Três perguntas para…

… Isabel Teixeira

Como foi trabalhar em parceria com o Marcos Caruso nesse projeto sabendo que ele e Jandira Martini eram amigos muito próximos?

É uma alegria participar disso. Duas pessoas tão importantes para mim no meu aprendizado teatral. Eu sempre os observei. Eu estou no meio dessa celebração onde a escrita cênica do Caruso se encontra com a escrita dramatúrgica da Jandira. Eu também possuo uma escrita do meu corpo em cena, da minha voz. O teatro, para mim, se trama nessas dramaturgias expandidas. Existe uma escrita do gesto, da luz, da roupa. Acho que estamos ali celebrando essa escrita. Não conheci pessoalmente a Jandira. Então, o Caruso foi me apresentando a Jandira que ele conheceu. E ele a conheceu muito bem.

Ouço muitas vezes, de pessoas que a foram próximas dela, que, de alguma maneira, tem um harmônico da personalidade dela ali em cena. Nunca foi nossa intenção, do Caruso principalmente, em mimetizar a Jandira em cena. A gente usou como norte o texto. Então, muitas vezes, eu falo como ela fala porque o texto foi ela que escreveu.

Li em uma entrevista sua que você acha interessante atravessar as palavras do autor, ser afetada por elas e transformar em algo que seja verdadeiramente seu? Isso aconteceu também em "Jandira"?

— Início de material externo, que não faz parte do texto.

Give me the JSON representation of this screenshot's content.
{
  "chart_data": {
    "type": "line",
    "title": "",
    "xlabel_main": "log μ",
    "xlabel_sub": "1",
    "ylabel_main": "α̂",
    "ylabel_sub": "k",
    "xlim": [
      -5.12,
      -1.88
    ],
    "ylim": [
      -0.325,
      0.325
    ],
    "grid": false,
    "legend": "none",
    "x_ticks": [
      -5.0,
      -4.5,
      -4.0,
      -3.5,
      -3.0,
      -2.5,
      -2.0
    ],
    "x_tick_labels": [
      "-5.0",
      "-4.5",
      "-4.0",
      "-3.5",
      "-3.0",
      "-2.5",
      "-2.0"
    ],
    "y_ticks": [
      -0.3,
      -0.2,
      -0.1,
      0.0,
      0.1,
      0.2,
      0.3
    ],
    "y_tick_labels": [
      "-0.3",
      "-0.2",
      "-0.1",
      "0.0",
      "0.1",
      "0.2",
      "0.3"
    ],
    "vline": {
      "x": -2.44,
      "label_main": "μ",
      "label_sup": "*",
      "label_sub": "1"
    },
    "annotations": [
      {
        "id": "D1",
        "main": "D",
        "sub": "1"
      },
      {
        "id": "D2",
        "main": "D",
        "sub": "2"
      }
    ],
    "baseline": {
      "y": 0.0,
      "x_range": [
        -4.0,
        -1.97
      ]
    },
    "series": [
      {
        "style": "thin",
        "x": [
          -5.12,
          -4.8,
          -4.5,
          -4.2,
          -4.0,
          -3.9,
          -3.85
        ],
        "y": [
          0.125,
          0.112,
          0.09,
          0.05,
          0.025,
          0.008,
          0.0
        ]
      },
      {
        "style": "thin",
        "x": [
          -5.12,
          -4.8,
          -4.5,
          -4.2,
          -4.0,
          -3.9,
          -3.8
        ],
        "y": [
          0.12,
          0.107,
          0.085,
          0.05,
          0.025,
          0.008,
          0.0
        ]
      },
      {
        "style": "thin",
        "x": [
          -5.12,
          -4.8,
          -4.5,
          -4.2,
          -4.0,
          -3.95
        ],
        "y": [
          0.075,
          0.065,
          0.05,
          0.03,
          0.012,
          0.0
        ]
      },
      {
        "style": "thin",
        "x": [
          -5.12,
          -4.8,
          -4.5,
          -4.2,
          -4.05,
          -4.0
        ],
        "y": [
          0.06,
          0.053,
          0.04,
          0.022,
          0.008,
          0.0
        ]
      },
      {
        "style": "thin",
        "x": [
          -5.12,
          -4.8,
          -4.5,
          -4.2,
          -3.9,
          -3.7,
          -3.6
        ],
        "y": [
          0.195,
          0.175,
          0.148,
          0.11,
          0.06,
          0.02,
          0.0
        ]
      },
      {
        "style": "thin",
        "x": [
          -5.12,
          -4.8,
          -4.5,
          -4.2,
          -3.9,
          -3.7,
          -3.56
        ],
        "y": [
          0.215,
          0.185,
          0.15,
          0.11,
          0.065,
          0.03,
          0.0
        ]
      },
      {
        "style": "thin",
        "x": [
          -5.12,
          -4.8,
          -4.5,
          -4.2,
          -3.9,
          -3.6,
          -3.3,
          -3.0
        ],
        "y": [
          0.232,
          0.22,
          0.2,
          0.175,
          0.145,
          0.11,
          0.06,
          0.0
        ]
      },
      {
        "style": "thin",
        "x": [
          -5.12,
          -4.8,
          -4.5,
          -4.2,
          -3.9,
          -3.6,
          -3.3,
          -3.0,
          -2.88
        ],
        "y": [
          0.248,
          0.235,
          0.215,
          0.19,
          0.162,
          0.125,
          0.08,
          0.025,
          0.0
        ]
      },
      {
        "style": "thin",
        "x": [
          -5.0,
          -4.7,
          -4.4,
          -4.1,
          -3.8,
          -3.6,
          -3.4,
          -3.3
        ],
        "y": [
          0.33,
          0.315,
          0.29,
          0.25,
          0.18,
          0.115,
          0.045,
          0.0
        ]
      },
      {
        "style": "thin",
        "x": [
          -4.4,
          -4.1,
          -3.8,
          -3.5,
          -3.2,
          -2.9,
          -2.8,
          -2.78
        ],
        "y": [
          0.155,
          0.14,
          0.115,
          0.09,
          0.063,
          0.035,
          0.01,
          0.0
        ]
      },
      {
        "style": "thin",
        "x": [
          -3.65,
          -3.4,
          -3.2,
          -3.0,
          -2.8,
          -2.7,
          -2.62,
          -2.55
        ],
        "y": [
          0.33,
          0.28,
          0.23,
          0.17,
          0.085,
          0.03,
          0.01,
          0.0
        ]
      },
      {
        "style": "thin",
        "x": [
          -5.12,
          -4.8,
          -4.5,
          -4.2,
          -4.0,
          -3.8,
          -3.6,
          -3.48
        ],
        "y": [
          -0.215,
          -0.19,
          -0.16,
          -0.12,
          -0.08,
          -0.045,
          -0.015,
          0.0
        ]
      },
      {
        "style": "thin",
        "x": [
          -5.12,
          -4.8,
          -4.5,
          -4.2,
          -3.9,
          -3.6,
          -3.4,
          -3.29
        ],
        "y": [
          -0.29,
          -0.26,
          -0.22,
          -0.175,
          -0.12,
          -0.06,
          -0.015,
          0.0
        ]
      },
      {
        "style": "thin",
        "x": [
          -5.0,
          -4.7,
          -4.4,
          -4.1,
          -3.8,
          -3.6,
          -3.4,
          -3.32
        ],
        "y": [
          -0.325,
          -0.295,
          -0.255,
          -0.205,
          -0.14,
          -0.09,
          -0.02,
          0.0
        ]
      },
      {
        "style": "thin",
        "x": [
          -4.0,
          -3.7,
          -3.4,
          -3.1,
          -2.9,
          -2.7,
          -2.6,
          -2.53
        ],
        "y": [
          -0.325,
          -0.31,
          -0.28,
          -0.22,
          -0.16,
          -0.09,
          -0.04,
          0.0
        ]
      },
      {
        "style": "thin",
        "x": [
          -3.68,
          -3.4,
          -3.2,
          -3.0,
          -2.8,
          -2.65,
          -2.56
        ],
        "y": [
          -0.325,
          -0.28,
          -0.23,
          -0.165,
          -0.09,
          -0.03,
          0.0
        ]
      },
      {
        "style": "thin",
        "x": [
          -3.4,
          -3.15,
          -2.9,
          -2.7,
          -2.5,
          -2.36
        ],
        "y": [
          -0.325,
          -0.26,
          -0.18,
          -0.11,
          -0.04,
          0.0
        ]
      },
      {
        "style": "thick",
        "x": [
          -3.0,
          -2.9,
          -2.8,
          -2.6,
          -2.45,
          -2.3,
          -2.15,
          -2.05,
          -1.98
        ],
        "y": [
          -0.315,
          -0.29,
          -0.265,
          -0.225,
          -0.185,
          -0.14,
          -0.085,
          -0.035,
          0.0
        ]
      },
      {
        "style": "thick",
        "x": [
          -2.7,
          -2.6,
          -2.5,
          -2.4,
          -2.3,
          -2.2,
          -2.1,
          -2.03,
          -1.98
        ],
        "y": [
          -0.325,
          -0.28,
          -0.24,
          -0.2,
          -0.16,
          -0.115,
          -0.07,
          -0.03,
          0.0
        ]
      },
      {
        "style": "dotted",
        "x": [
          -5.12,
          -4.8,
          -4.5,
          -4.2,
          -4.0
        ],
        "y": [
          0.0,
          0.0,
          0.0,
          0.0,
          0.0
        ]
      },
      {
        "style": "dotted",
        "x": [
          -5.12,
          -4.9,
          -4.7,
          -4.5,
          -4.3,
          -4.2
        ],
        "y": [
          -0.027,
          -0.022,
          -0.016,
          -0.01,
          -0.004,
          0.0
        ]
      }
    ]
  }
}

Eu acho que a palavra do autor tem que, de alguma maneira, estar em mim, como se eu estivesse dizendo aquilo pela primeira vez. O texto está ali, mas o jeito que eu faço também é uma maneira de escrever este texto no ar da cena. O espectador também é um dramaturgo, porque ele faz as suas sinapses a partir de sua própria experiência e reflete a partir de si sobre o texto que ele está lendo. Então acredito muito que o trabalho seja realmente trazer esse texto para mim. Estou honrando a palavra da Jandira, eu não mudo o texto, eu tento trazê-lo para a minha boca e para o meu coração ao mesmo tempo. Então, claro que ele se torna meu de alguma maneira, mas não de minha autoria. Sou cocriadora ali do movimento na cena, mas uso como norte a palavra escrita pelo autor, pela autora, no caso.

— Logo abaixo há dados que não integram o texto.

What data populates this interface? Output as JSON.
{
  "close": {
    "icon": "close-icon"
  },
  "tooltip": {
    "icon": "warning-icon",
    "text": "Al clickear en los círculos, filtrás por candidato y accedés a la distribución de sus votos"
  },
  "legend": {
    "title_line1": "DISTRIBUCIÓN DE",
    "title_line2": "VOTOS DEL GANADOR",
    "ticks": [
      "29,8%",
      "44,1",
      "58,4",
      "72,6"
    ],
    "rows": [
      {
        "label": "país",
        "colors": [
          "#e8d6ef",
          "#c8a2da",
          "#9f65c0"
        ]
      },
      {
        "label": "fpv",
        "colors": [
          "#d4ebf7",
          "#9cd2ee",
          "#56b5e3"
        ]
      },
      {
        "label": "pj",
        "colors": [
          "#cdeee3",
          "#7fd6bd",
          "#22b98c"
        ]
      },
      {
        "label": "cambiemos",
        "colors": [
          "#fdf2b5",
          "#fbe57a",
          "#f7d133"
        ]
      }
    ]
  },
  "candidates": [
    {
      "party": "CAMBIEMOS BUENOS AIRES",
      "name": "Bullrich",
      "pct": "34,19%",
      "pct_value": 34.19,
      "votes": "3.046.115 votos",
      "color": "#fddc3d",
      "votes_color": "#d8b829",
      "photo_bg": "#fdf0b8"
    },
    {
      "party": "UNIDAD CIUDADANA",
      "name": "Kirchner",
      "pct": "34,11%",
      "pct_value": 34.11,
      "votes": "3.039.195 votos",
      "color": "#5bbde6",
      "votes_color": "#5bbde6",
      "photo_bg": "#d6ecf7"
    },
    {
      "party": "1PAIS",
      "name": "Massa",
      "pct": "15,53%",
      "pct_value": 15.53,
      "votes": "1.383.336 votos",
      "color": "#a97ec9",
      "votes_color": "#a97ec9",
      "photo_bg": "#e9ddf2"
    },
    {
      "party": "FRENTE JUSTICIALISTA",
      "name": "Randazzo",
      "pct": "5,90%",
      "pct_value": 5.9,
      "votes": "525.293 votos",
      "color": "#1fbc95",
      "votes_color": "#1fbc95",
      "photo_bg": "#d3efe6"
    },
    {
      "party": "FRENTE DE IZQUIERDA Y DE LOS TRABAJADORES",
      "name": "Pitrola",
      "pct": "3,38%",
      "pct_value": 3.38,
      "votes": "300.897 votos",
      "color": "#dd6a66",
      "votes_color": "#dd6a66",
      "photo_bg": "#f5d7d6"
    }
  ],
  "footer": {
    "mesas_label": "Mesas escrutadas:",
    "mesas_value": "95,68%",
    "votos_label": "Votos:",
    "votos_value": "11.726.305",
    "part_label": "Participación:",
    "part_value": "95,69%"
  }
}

Nos momentos difíceis os atores sempre "pedem socorro" aos deuses da escrita, como Shakespeare, Molière, Wilde…?

Eu sempre me volto para o Hamlet, por exemplo, para o Shakespeare, assim como a Jandira. A Jandira traz o Molière, o Shakespeare, o Machado de Assis, imagina! Palavra, palavra... Para mim, aqui no meu ateliê, na minha editora, estou rodeada de palavras e, sim, sempre para os clássicos a gente pede socorro. Nem acho que é socorro. Para mim, não é ajuda que peço para os clássicos, não. Acho que faz parte da minha formação, sabe? Eu penso no Tchekhov, no Beckett, no Shakespeare. Quando estou perdida, quando perco um pouco o chão, principalmente.

A gente sempre vai voltar para o Molière, a gente sempre vai voltar para o Tchekhov, porque é palavra viva em movimento. Eu ainda tenho muito a descobrir nesses autores porque acredito que ainda tenho muito a descobrir sobre a vida. Não que eles soubessem tudo, mas a escrita é viva, vai além dos seus autores. Tchekhov faz parte da minha formação celular. E é engraçado porque tenho uma mistura de Tchekhov com Beckett na minha formação, então, fica uma coisa bem louca. Mas essas palavras que perduram e que faço vivas no meu presente, compõem o meu porto seguro, para onde eu volto, onde eu crio raiz, onde eu finquei minhas raízes. É mais aberto que um pedido de socorro. É um reconhecimento da existência mesmo. Então pode até ser um pedido de socorro, não é? Porque, às vezes, quando a gente se perde, é muito bom ter para onde voltar.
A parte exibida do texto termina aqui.